Kawaii Laughter
Wednesday, April 23, 5:51 PM
I knew I forgot something. Oh well, that makes my Friday free. There will be other times and I don't mind waiting for next year to ask a guy to Sadie's. I really forgot to ask, but anyways it makes me happy knowing he'd say yes if I did. The wind was hard when I was walking home today; it made me think more. I really forgot didn't I? This was pretty much a nice day. In the morning, I was unexpectedly all smiley, but I felt even better when school was done. I'm a bit fatigued. I have more assignments now, it's sort of lame. CAT or whatever testing is next week. I'm hecka ready. Odd? Yes, but I think I can do well. I excell on some parts, on others I don't. I am not working on improving it, why? I think my efforts are better put into other things. My angst towards "double dipping/testing the water" people is silly. I do have a right to ignore them, and there's nothing wrong about not liking everyone. It still isn't comparable to when I was 9 and hated all of humanity. I just realised pretending annoying people don't exist, really helps! It's okay, I'm not the only person annoyed. I found that out, and I think it makes me feel better. Though, most people don't even care. I care too much, sometimes its better being ignorant. Really, prove me otherwise! I love Nguyen even more this week. I know we can't hang out as often as we used to, but I don't mind. I just know we have each others back. I love Gayle for the buddy I can always talk to. Life is good. Who cares how many times I say that, and how many times I don't say that? It's not trite!

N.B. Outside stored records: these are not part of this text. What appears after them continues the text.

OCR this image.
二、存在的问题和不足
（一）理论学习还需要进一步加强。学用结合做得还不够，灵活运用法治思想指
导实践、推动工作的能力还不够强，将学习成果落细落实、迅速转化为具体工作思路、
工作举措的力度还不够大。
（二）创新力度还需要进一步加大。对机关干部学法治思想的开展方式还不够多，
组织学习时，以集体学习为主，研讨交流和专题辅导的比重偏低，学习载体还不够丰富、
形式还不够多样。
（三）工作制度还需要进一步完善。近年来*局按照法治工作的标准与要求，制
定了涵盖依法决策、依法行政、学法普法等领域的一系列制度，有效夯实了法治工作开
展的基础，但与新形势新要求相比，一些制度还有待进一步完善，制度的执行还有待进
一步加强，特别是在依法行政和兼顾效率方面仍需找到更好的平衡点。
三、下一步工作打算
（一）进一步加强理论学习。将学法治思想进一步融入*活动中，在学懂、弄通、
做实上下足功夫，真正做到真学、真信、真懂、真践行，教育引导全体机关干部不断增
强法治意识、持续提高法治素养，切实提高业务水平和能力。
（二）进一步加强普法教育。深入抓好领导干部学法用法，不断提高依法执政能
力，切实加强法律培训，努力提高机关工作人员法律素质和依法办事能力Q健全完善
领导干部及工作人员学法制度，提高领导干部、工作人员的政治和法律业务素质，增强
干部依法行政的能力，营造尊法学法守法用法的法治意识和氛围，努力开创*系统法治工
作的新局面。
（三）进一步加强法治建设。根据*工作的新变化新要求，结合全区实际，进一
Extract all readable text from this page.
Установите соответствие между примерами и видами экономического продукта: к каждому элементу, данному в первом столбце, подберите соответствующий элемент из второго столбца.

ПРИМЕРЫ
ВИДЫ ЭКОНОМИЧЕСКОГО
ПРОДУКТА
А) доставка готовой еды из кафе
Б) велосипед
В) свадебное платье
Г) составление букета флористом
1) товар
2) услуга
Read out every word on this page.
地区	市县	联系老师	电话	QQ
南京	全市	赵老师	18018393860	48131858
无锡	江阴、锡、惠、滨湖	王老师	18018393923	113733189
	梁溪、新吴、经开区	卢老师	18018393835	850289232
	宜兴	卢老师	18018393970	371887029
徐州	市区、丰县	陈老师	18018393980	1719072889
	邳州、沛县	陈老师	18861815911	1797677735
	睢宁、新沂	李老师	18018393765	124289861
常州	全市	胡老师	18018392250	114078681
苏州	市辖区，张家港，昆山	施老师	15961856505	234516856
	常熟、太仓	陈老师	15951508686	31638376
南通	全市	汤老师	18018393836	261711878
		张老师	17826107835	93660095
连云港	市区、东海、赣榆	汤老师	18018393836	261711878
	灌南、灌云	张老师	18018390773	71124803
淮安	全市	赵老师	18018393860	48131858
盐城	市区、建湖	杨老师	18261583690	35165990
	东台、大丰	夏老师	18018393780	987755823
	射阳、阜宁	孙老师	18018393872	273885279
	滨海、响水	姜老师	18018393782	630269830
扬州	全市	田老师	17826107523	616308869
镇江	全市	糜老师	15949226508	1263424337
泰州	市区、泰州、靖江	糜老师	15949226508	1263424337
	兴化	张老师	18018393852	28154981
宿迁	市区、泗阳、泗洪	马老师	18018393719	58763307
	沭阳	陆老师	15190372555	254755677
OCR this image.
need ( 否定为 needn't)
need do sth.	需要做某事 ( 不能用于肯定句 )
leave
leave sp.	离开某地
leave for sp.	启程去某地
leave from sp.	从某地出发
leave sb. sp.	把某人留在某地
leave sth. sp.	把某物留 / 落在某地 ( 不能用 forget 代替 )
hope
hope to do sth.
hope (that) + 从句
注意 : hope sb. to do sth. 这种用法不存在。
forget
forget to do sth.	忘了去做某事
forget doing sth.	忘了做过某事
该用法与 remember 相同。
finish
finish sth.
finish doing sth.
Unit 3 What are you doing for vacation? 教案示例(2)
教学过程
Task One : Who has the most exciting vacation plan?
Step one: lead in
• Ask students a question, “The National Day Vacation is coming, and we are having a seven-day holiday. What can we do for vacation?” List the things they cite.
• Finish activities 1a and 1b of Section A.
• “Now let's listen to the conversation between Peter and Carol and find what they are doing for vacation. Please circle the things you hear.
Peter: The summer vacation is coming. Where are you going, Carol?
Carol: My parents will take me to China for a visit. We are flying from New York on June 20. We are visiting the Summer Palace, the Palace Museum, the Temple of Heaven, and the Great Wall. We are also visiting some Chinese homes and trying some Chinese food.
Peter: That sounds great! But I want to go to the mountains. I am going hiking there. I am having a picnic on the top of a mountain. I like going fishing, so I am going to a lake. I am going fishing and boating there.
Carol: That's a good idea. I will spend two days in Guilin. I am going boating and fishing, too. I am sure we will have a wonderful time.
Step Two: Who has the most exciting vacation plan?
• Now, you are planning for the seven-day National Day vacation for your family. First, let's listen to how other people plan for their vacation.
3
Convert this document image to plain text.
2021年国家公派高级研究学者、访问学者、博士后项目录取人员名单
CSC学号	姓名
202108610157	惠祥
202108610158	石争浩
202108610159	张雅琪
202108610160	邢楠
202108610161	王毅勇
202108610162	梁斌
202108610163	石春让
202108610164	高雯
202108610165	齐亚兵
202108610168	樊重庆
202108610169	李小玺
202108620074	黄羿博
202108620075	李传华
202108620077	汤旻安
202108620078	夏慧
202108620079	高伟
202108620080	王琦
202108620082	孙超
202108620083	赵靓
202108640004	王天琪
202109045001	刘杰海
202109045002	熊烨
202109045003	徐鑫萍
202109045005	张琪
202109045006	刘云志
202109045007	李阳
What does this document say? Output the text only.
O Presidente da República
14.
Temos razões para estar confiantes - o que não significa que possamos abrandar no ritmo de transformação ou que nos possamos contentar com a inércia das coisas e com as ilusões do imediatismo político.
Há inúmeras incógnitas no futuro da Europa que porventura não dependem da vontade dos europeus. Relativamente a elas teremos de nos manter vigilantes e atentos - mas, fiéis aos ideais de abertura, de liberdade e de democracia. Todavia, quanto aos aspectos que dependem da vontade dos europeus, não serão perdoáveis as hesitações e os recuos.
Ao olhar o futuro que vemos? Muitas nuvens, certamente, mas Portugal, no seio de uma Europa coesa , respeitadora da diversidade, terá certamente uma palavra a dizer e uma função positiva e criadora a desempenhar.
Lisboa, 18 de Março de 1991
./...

It's fine that I have work to do. I can still fine time to do what I want, not what everyone is doing. I'm glad Danh wants to include me in the Pizza plan; I miss being with the buddies. The weather changes so frequently, even for one day. It rained last night and the sky was very gloomy this morning. Then in the afternoon, it got brighter, and later windy. If you would've asked me to swim at 9am, I would've refused. The case when tutorial came, I would've gone. I forgot to blog yesterday didn't I? I had so much fun going to Overfelt. I saw some portables with Leadership Public school and I wondered if Marryanne goes to this campus. They had so many tennis courts too, I couldn't help admire. I got to talk to Jennifer about our love of food. Nguyen nagged me about going to MB. It was funny, her stance was that I got to eat good food. I simply stated, I wasn't going to attend unless some cute boy asks me. It went on and on. I've got this small scheme, of getting boys not to ask me. I think it will work just fine. I'm sort of being a cheapskate you could say. Once again, being at the badminton game was fun. I had enough time to change since the last class was just PE. I think the game I remembered most was Ngoc's game, he flat-out beat his opponent. Even moreso then the home game where we played Overfelt. I got to stare at a pretty person. Boy, girl, whatever; but Libras admire beauty. Of course, I don't want to freak out a person by going up to them and confessing my love for their beauty. That is way off. Compliments are fine, but I still like my distance.